Septiembre de 2011 fue un mes repleto de ilusión. Su primer embarazo. A las nueve semanas tuvo un aborto espontáneo. Aprendieron a recuperarse de este golpe, convencerse de que no todo tiene una explicación, de quitarse miedos y sentimientos de culpa. Volvieron a intentarlo y, de nuevo, justo un año más tarde, en septiembre de 2012, se confirmó su segundo embarazo. “Decidimos que, con mucha prudencia e ilusión, íbamos a disfrutar cada etapa. Para asegurarnos de que todo fuera bien, llevaba un control doble: por la sanidad pública, pero también con una obstetra privada como segunda opinión”.

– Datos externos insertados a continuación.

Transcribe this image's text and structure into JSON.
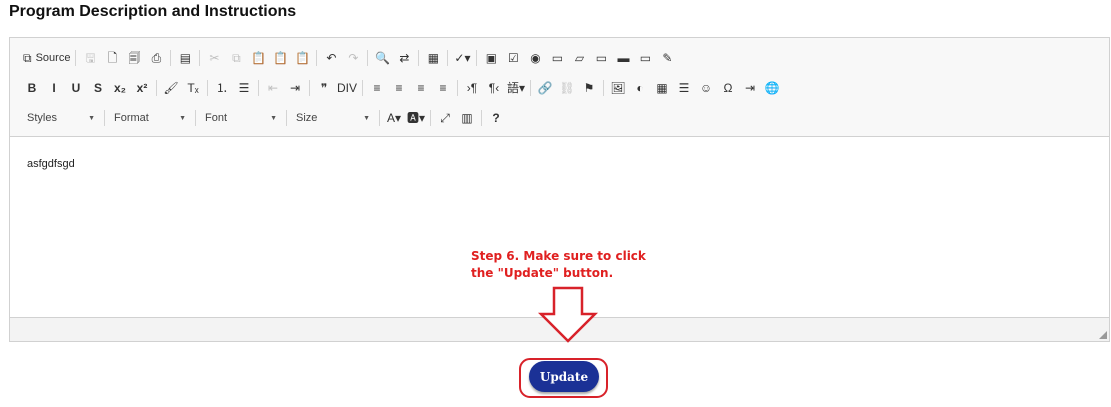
{
  "page": {
    "title": "Program Description and Instructions"
  },
  "toolbar": {
    "row1": [
      {
        "name": "source-button",
        "glyph": "⧉",
        "label": "Source"
      },
      {
        "sep": true
      },
      {
        "name": "save-button",
        "glyph": "🖫",
        "dim": true
      },
      {
        "name": "new-page-button",
        "glyph": "🗋"
      },
      {
        "name": "preview-button",
        "glyph": "🗐"
      },
      {
        "name": "print-button",
        "glyph": "⎙"
      },
      {
        "sep": true
      },
      {
        "name": "templates-button",
        "glyph": "▤"
      },
      {
        "sep": true
      },
      {
        "name": "cut-button",
        "glyph": "✂",
        "dim": true
      },
      {
        "name": "copy-button",
        "glyph": "⧉",
        "dim": true
      },
      {
        "name": "paste-button",
        "glyph": "📋"
      },
      {
        "name": "paste-text-button",
        "glyph": "📋"
      },
      {
        "name": "paste-word-button",
        "glyph": "📋"
      },
      {
        "sep": true
      },
      {
        "name": "undo-button",
        "glyph": "↶"
      },
      {
        "name": "redo-button",
        "glyph": "↷",
        "dim": true
      },
      {
        "sep": true
      },
      {
        "name": "find-button",
        "glyph": "🔍"
      },
      {
        "name": "replace-button",
        "glyph": "⇄"
      },
      {
        "sep": true
      },
      {
        "name": "select-all-button",
        "glyph": "▦"
      },
      {
        "sep": true
      },
      {
        "name": "spellcheck-button",
        "glyph": "✓▾"
      },
      {
        "sep": true
      },
      {
        "name": "form-button",
        "glyph": "▣"
      },
      {
        "name": "checkbox-button",
        "glyph": "☑"
      },
      {
        "name": "radio-button",
        "glyph": "◉"
      },
      {
        "name": "textfield-button",
        "glyph": "▭"
      },
      {
        "name": "textarea-button",
        "glyph": "▱"
      },
      {
        "name": "select-button",
        "glyph": "▭"
      },
      {
        "name": "button-button",
        "glyph": "▬"
      },
      {
        "name": "imagebutton-button",
        "glyph": "▭"
      },
      {
        "name": "hiddenfield-button",
        "glyph": "✎"
      }
    ],
    "row2": [
      {
        "name": "bold-button",
        "glyph": "B",
        "bold": true
      },
      {
        "name": "italic-button",
        "glyph": "I",
        "bold": true
      },
      {
        "name": "underline-button",
        "glyph": "U",
        "bold": true
      },
      {
        "name": "strike-button",
        "glyph": "S",
        "bold": true
      },
      {
        "name": "subscript-button",
        "glyph": "x₂",
        "bold": true
      },
      {
        "name": "superscript-button",
        "glyph": "x²",
        "bold": true
      },
      {
        "sep": true
      },
      {
        "name": "copy-format-button",
        "glyph": "🖌"
      },
      {
        "name": "remove-format-button",
        "glyph": "Tₓ"
      },
      {
        "sep": true
      },
      {
        "name": "numbered-list-button",
        "glyph": "⒈"
      },
      {
        "name": "bulleted-list-button",
        "glyph": "☰"
      },
      {
        "sep": true
      },
      {
        "name": "outdent-button",
        "glyph": "⇤",
        "dim": true
      },
      {
        "name": "indent-button",
        "glyph": "⇥"
      },
      {
        "sep": true
      },
      {
        "name": "blockquote-button",
        "glyph": "❞"
      },
      {
        "name": "div-button",
        "glyph": "DIV"
      },
      {
        "sep": true
      },
      {
        "name": "align-left-button",
        "glyph": "≡"
      },
      {
        "name": "align-center-button",
        "glyph": "≡"
      },
      {
        "name": "align-right-button",
        "glyph": "≡"
      },
      {
        "name": "justify-button",
        "glyph": "≡"
      },
      {
        "sep": true
      },
      {
        "name": "ltr-button",
        "glyph": "›¶"
      },
      {
        "name": "rtl-button",
        "glyph": "¶‹"
      },
      {
        "name": "language-button",
        "glyph": "語▾"
      },
      {
        "sep": true
      },
      {
        "name": "link-button",
        "glyph": "🔗"
      },
      {
        "name": "unlink-button",
        "glyph": "⛓",
        "dim": true
      },
      {
        "name": "anchor-button",
        "glyph": "⚑"
      },
      {
        "sep": true
      },
      {
        "name": "image-button",
        "glyph": "🖼"
      },
      {
        "name": "flash-button",
        "glyph": "◐"
      },
      {
        "name": "table-button",
        "glyph": "▦"
      },
      {
        "name": "hline-button",
        "glyph": "☰"
      },
      {
        "name": "smiley-button",
        "glyph": "☺"
      },
      {
        "name": "special-char-button",
        "glyph": "Ω"
      },
      {
        "name": "page-break-button",
        "glyph": "⇥"
      },
      {
        "name": "iframe-button",
        "glyph": "🌐"
      }
    ],
    "row3": {
      "combos": [
        {
          "name": "styles-combo",
          "label": "Styles",
          "width": 80
        },
        {
          "name": "format-combo",
          "label": "Format",
          "width": 84
        },
        {
          "name": "font-combo",
          "label": "Font",
          "width": 84
        },
        {
          "name": "size-combo",
          "label": "Size",
          "width": 86
        }
      ],
      "buttons": [
        {
          "name": "text-color-button",
          "glyph": "A▾"
        },
        {
          "name": "bg-color-button",
          "glyph": "🅰▾"
        },
        {
          "sep": true
        },
        {
          "name": "maximize-button",
          "glyph": "⤢"
        },
        {
          "name": "show-blocks-button",
          "glyph": "▥"
        },
        {
          "sep": true
        },
        {
          "name": "about-button",
          "glyph": "?",
          "bold": true
        }
      ]
    }
  },
  "editor": {
    "content": "asfgdfsgd"
  },
  "annotation": {
    "line1": "Step 6. Make sure to click",
    "line2": "the \"Update\" button."
  },
  "actions": {
    "update_label": "Update"
  },
  "colors": {
    "annotation_red": "#e02020",
    "update_bg": "#1b3196",
    "ring_red": "#d8222a"
  }
}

En las primeras pruebas se llevaron algún que otro susto aunque, finalmente, les confirmaron que el bebé sería varón y que estaba sano. La alegría inundó los días de esta pareja. María Luisa no dejó de trabajar, pero se cuidó al máximo. Acudía a natación terapéutica y a yoga. Aún le cuesta rememorar aquellas sensaciones, donde la alegría estaba al alcance de su mano: “Mi bebé crecía sano y hermoso en mi vientre y estábamos felices día tras día. Mi marido se despertaba y me daba besos en la barriga, me preparaba fruta cortadita por la noche…”, recuerda con ternura y añoranza.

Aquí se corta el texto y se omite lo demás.